Now he doesn't care who knows. After all, he is now a brand. Billy Apple. He can do anything. He's even got Saatchi & Saatchi helping him, taking his specifications and turning them into billboards for Radio Live. But that's not a return to advertising.
"It's a straight commission. It's an artist being asked to do something, Billy Apple being asked. They wanted my brand on it, so I am endorsing Radio Live. They are financing my brand on all these billboards.
"I love the idea of piggybacking a brand on a brand."
Actually, he's endorsing Marcus Lush, who has his own artistic and typographic pedigree, rather than the whole Radio Live stable. He fulminates against Michael Laws, who vetoed a plan to change the name of Bates St near Wanganui's Sarjeant Art Gallery into Apple St, an echo of the artist's career-defining name change in the 1960s from Barrie Bates to Billy Apple.
Back in Two Rooms, the talk turns to when to make choices and when to let the content dictate the form.
"The FIA specification for the roundels is the cars had to have a 17-inch circle, with the number 12 inches high and no more than 2 inches thick, so that's how it would be on the racecar. That was an important given to get the process going."
The orange is dirtied up to be as close as possible to the McLaren livery. Hulme's number is not black at all but a deep shade of blue. The green is one Apple uses often, "nothing special", which he calls Apple Green.
The typeface is not in the FIA book. It's Futura, a modern sans serif type Apple has chosen to work with over the years. "It's elegant and simple and beautiful. It has perfect circles and points."
Because many of the tracks changed from season to season, or have disappeared completely under subdivisions and golf courses, Robert Thompson, who has done all of Apple's CAD work for the past 20 years, went back to old satellite imagery to recreate the outlines as they would have been when McLaren and Hulme were racing.
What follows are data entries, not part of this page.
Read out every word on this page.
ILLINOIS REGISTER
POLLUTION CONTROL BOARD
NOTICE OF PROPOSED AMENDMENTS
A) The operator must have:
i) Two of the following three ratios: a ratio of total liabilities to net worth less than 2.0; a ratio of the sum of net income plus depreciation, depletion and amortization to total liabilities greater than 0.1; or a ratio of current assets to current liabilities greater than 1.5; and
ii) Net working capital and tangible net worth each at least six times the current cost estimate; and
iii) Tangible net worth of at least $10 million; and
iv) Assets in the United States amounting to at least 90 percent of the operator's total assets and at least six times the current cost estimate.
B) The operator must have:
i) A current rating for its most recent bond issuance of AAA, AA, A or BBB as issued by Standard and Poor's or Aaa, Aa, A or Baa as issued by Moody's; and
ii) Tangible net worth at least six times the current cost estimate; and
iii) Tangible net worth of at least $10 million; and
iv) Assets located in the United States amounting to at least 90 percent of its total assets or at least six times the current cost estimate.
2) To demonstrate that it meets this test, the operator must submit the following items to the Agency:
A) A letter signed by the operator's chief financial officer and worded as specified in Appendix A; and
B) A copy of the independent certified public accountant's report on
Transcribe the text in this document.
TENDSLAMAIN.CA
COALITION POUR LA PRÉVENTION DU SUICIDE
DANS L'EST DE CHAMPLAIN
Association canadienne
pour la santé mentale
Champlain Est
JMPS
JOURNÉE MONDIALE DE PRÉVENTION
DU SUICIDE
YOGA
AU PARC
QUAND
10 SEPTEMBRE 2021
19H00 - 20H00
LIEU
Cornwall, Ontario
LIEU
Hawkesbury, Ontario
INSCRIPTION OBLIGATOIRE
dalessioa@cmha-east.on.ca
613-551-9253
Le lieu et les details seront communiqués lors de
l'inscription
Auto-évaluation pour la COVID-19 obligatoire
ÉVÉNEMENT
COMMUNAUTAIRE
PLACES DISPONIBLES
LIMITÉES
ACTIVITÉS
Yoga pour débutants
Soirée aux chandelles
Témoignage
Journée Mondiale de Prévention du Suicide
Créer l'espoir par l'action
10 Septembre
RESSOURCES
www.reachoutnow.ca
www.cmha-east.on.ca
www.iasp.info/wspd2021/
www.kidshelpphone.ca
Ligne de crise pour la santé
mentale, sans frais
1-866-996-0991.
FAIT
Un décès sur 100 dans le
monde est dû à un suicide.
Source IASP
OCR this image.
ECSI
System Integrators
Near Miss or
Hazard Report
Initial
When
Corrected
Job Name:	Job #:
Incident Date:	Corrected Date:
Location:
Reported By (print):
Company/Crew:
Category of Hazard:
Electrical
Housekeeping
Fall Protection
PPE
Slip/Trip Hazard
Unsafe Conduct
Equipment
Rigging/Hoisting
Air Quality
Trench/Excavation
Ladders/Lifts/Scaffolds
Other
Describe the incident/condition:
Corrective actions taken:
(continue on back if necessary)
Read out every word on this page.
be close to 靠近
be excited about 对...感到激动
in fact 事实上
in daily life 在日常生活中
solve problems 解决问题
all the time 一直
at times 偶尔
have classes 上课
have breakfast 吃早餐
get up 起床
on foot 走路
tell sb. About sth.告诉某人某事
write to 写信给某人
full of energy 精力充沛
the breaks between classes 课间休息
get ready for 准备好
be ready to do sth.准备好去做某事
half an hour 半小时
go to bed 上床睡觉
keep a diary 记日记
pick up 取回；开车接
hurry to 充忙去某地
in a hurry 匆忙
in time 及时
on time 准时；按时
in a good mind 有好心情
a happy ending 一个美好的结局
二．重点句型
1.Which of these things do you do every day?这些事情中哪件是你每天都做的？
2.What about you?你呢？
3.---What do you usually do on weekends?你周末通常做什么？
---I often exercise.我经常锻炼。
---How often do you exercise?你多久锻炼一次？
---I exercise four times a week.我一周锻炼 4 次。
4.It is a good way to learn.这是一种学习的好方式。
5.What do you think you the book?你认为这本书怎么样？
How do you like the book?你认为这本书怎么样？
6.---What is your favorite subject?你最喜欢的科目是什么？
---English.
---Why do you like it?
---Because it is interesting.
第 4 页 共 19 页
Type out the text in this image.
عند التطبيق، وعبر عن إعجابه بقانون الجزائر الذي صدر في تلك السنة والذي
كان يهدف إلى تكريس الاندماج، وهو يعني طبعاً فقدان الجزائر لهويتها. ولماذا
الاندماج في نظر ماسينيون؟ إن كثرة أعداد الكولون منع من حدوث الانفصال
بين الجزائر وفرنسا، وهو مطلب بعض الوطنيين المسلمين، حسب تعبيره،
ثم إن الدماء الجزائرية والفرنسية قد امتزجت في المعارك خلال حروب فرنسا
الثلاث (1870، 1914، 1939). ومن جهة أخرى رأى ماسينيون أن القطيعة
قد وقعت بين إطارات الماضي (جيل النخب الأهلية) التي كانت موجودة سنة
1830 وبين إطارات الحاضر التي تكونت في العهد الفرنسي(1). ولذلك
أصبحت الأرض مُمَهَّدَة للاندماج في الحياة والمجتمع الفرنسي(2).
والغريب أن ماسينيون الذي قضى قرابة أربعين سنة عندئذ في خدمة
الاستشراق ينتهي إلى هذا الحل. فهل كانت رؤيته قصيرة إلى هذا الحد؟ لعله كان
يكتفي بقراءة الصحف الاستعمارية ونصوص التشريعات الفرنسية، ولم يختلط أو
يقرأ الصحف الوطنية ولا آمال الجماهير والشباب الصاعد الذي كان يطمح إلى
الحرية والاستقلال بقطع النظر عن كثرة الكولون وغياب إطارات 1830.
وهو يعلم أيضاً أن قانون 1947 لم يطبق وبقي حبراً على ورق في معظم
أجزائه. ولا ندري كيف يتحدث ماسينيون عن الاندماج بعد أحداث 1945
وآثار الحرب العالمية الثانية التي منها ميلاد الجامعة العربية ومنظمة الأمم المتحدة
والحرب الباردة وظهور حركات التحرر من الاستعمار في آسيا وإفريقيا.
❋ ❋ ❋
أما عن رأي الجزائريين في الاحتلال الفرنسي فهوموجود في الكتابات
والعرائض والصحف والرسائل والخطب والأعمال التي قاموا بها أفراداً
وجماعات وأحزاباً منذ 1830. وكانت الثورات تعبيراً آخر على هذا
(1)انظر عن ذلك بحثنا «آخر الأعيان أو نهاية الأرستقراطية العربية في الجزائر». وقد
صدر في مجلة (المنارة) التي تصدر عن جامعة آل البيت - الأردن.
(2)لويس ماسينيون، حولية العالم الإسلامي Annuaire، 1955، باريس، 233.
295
In the process, he determined true north for each track, so they are presented in a rule-based way.
"It's not a question of aesthetics, that it will look better this way or that," Apple says.
"In each painting, the top of the lettering defines the square above it, conforming the golden section. That means if the square is removed, the rectangle below has the same ratios as the original. I love using the golden section because it is such a classic proportion. It gets over the business of what do you do."
The pricing is also conceptual. It's a Group 7 racing car, so the prints are in editions of seven at $7000 each plus GST. The paintings are $40,000, because it's the 40th anniversary of the event. The dealer cut is just over 38 per cent, to conform to the golden mean.
Apple says this could be his last dealer gallery show, although he has a full schedule of public gallery events and installations over the next year.
"I'm not that interested in doing dealer shows. I have to be able to be free of that. I've got real ambitions outside all this. I'm a brand and I have now got a product for the brand and I'm going to go global."